Corresponde históricamente referirse al período de la Edad Media, donde es característico la relación que existió entre el arte y la religión. Era mayor el desarrollo de las obras artísticas que eran apoyadas por las instituciones religiosas, mientras que a las otras se les daba una menor importancia y no alcanzaban el auge máximo, esto de debía a que las fuentes financieras necesarias para el desarrollo de las mismas estaba en manos de las instituciones religiosas, así sea musulmanas o cristianas.

Por un lado estaba la Iglesia Cristiana, que daba permiso a las representaciones por imágenes, a la realización de estatuas, al desarrollo de la música para el coro, y por ello estos aspectos evolucionaron increíblemente durante este período. No obstante, la religión musulmana no permitía la representación de imágenes, tampoco utilizaba cantos en sus ritos, y así fue que estos aspectos tuvieron un poco desarrollo. Sin embargo, tuvo un extraordinario desarrollo en otros aspectos del arte, como la artesanía vidriera, la caligrafía, la alfarería, las tallas de piedra y madera en los espacios interiores y exteriores, arte característico de la religión musulmana que tuvo un gran auge, en lo cual el Cristianismo no participó.

La fachada del edificio da una impresión elegante que contraste con su gran tamaño. La cúpula central y las semicúpulas tienen un increíble interior. Para lograr darle un aspecto más armónico se redondearon las esquinas y los bordes de la mezquita. Los pilares dentro del edificio forman un conjunto cuya pesadez está hábilmente suavizada.

En la mezquita hay en total 260 ventanas. Los cristales han tenido que ser cambiados, ya que no han podido resistir el paso de tantos años. La cúpula, de 23.5 metros de diámetro, culmina a 43 metros y descansa sobre cuatro arcos ojivales y cuatro pechinas planas; la sostienen cuatro enormes columnas acanaladas de 5 m de diámetro, divididas a media altura por un anillo. La piedra negra situada en el mihrab fue traída de Kaaba, ciudad sagrada de los musulmanes.

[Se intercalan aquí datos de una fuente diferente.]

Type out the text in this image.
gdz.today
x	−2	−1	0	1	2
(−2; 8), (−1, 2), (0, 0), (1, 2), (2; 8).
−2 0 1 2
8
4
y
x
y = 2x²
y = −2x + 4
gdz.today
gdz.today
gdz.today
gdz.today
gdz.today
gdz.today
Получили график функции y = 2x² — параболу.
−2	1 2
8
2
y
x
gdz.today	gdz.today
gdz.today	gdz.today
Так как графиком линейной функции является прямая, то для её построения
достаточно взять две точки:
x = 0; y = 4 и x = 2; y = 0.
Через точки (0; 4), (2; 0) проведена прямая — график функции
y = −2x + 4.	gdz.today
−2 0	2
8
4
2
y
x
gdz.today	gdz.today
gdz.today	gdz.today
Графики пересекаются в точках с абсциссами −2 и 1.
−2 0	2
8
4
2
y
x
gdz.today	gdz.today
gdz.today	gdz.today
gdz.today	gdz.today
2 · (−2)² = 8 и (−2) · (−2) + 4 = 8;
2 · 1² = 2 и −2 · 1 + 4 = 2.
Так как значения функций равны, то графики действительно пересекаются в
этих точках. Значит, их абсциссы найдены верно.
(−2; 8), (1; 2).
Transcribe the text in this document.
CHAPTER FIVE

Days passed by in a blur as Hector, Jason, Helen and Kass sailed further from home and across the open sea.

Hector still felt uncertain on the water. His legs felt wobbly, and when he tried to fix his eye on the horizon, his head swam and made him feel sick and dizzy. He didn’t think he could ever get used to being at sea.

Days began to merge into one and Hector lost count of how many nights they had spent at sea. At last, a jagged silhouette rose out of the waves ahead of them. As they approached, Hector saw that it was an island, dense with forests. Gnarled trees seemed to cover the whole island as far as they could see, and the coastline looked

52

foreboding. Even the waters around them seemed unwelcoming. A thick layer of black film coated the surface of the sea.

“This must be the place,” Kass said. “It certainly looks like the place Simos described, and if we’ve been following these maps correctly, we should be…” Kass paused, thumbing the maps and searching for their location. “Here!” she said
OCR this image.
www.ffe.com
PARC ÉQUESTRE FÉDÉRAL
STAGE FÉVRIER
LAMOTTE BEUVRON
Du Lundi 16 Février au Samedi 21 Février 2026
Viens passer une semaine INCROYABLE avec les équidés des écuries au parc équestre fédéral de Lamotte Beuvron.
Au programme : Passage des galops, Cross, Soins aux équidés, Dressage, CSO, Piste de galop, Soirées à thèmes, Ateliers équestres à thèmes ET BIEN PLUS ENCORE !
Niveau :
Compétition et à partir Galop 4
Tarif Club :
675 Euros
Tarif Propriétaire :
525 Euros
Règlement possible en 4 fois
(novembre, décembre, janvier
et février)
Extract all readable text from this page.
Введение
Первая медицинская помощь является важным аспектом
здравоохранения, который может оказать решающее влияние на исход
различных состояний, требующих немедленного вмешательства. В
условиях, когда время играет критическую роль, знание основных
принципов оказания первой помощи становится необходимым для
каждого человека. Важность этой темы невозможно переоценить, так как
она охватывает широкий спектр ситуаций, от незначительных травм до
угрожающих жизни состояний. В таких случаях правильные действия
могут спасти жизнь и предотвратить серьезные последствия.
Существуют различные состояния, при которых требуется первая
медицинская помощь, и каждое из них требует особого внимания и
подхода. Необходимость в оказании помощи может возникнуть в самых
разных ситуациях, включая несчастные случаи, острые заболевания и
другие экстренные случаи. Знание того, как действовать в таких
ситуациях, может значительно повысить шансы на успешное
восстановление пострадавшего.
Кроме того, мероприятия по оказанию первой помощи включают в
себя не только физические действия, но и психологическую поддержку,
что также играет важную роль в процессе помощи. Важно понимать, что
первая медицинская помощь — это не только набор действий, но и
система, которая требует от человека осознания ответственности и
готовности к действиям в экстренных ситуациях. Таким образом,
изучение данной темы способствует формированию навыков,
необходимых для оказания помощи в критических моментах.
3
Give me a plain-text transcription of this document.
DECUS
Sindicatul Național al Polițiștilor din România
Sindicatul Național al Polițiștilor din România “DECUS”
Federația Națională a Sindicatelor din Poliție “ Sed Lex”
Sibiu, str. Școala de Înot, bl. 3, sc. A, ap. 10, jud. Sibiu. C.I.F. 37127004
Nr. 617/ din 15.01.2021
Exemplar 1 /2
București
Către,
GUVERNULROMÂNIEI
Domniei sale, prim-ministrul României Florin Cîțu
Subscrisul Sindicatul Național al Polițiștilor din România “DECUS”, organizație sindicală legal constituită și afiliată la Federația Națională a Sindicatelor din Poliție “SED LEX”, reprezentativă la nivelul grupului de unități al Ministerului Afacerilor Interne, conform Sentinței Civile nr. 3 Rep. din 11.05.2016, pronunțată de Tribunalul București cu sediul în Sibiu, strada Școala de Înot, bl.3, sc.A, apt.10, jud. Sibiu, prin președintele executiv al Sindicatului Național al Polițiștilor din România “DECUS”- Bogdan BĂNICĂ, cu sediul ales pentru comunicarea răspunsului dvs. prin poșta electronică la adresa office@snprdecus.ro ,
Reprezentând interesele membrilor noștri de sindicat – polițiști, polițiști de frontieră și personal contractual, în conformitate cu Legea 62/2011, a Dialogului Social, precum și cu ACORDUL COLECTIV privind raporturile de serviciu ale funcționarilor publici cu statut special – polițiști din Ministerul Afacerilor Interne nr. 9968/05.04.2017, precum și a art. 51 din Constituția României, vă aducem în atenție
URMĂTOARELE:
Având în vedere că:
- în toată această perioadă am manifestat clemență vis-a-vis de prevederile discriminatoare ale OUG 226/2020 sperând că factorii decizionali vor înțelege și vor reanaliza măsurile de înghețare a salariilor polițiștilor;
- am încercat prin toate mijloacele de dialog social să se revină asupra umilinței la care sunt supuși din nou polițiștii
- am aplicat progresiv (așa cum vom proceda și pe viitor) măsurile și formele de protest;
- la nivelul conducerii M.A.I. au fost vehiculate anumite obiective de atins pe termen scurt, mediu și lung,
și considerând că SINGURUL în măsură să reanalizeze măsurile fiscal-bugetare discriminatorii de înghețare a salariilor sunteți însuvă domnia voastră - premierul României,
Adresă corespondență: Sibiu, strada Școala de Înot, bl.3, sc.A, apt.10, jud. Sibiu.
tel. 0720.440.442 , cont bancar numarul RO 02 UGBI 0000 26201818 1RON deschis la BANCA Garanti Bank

Al lado del mihrab se encuentra el minbar, se asemeja a un púlpito, un claro ejemplo de la escultura otomana, que servía para dar sermones. La Müezzin Mahfili es una copia de La Meca, y se encuentra delante del minbar.

En la parte izquierda se encuentra el lugar donde rezaba el sultán, llamado la Hünkar Mahfili que significa la galería imperial. En las paredes se abren las tres galerías dedicadas al uso de las mujeres y a las reuniones religiosas, excepto en la pared de la Kibla.

La Mezquita azul es uno de los lugares más magníficos de Estambul, recomendado para conocer y maravillarse de su fabulosa estructura y decoración sin importar la religión de la que uno sea.